The above optimisation can be implemented into an optimisation function as follows:

def optimise_gradient_descent(param_p, param_q, x_grid=np.linspace(-6, 6, 100), lr=0.01, save_interval=None, n_epochs=1000000):
    param_q_list = []
    loss_list = []

    # keep record of loss, to check termination
    loss_stack = deque(100*[0], 1000)

    kl = KLDivUnimodalGaussianLoss()

    for epoch in range(n_epochs):
        print('%d/%d' % (epoch, n_epochs))

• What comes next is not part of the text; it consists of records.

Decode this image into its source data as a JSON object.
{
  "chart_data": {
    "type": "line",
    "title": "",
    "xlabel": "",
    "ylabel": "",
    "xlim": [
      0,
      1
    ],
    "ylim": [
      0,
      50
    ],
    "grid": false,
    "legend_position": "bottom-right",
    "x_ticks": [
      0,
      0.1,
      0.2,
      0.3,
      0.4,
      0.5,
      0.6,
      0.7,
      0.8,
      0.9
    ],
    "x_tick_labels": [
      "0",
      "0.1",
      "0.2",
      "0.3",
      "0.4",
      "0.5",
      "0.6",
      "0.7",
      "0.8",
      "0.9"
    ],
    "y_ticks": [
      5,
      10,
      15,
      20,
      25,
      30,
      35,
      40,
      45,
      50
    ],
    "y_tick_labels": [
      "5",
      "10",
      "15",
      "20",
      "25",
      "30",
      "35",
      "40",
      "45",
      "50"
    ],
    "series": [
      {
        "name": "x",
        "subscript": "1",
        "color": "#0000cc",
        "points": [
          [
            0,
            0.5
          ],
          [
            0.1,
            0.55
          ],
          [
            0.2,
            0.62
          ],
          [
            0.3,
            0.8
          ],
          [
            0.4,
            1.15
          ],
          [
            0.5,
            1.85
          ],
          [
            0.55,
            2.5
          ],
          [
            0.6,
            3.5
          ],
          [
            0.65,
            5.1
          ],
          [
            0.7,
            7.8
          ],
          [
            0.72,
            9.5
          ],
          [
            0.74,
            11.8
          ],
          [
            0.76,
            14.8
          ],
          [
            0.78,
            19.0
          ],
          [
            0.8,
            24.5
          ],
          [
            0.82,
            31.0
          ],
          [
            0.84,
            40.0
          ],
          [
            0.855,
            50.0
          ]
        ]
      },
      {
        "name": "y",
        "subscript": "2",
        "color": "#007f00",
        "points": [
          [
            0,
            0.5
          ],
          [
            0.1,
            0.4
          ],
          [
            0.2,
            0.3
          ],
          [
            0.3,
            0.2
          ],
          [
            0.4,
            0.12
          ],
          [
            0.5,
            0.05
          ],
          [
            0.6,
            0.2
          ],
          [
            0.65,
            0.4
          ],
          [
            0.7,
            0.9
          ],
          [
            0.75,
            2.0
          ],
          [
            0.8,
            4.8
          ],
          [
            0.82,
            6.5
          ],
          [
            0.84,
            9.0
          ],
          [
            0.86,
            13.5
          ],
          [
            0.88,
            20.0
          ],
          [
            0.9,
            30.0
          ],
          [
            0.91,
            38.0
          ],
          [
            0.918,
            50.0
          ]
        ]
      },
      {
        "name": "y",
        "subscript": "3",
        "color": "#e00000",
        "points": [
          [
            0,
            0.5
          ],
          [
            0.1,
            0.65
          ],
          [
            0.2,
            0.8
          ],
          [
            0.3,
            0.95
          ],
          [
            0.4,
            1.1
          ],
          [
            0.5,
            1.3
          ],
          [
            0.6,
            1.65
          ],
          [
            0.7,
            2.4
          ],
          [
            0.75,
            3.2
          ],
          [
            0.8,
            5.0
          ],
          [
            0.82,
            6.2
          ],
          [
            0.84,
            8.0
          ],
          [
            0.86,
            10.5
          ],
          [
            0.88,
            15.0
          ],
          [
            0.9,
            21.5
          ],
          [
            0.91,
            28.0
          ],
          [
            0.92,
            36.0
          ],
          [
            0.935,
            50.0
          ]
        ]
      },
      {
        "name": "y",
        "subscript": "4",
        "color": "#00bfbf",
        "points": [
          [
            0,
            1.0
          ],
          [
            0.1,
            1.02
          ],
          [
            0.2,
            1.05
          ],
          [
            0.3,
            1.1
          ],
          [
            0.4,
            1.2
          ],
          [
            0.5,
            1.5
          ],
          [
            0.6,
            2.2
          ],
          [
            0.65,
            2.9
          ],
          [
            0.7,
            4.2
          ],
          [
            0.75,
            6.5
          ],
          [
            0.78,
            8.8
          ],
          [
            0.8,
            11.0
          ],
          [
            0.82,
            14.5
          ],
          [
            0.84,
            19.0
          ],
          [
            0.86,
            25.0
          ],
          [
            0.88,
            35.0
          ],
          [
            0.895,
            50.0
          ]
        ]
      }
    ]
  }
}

        # do forward pass to calculate loss
        out = kl.forward(param_p, param_q)
        loss_stack.append(out[0])

        avg_loss = sum(loss_stack)/len(loss_stack)
        
        if avg_loss < 0.000000001:
            break
        
        # do backward pass to optimise params
        delout = kl.backward(param_p, param_q, 1)[1] 
        param_q = param_q - lr * delout
    
        if save_interval != None and epoch % save_interval == 0:
            param_q_list.append(param_q)
            loss_list.append(out[0])

    return param_q, param_q_list, loss_list

If all goes well, our optimisation should result in \(\mu_{m} = \mu_{gt}\) and \(\sigma_{m} = \sigma_{gt}\), confirming that everything works as expected. Below animation shows minimisation of \(D_{kl}\) along with how the two Gaussians adjust during optimisation.


Code for the above example is accessible at: https://github.com/adeeplearner/KLDivLossForGaussians

Applying our loss to bigger neural networks

Now that we know that our loss function works as expected, we can go ahead and incorporate it into bigger neural networks. This can be achieved by converting the variables \(\mu_{m}\) and \(\sigma_{m}\) in our simple example to be two neurons and connecting them to the output of a neural network. This network should look like as follows:


With the above modifications, the gradients coming from our loss to \(\mu_{m}\) and \(\sigma_{m}\) will be backpropagated into the network using the chain rule. These would then be applied to update parameters at each neuron in the network, such that the network learns to output \(\mu_{m}\) and \(\sigma_{m}\) as close to ground truth as possible.


Next step would be to apply our loss and network to learn from a dataset. However, in the interest of the length of this post, I will leave this step for another post.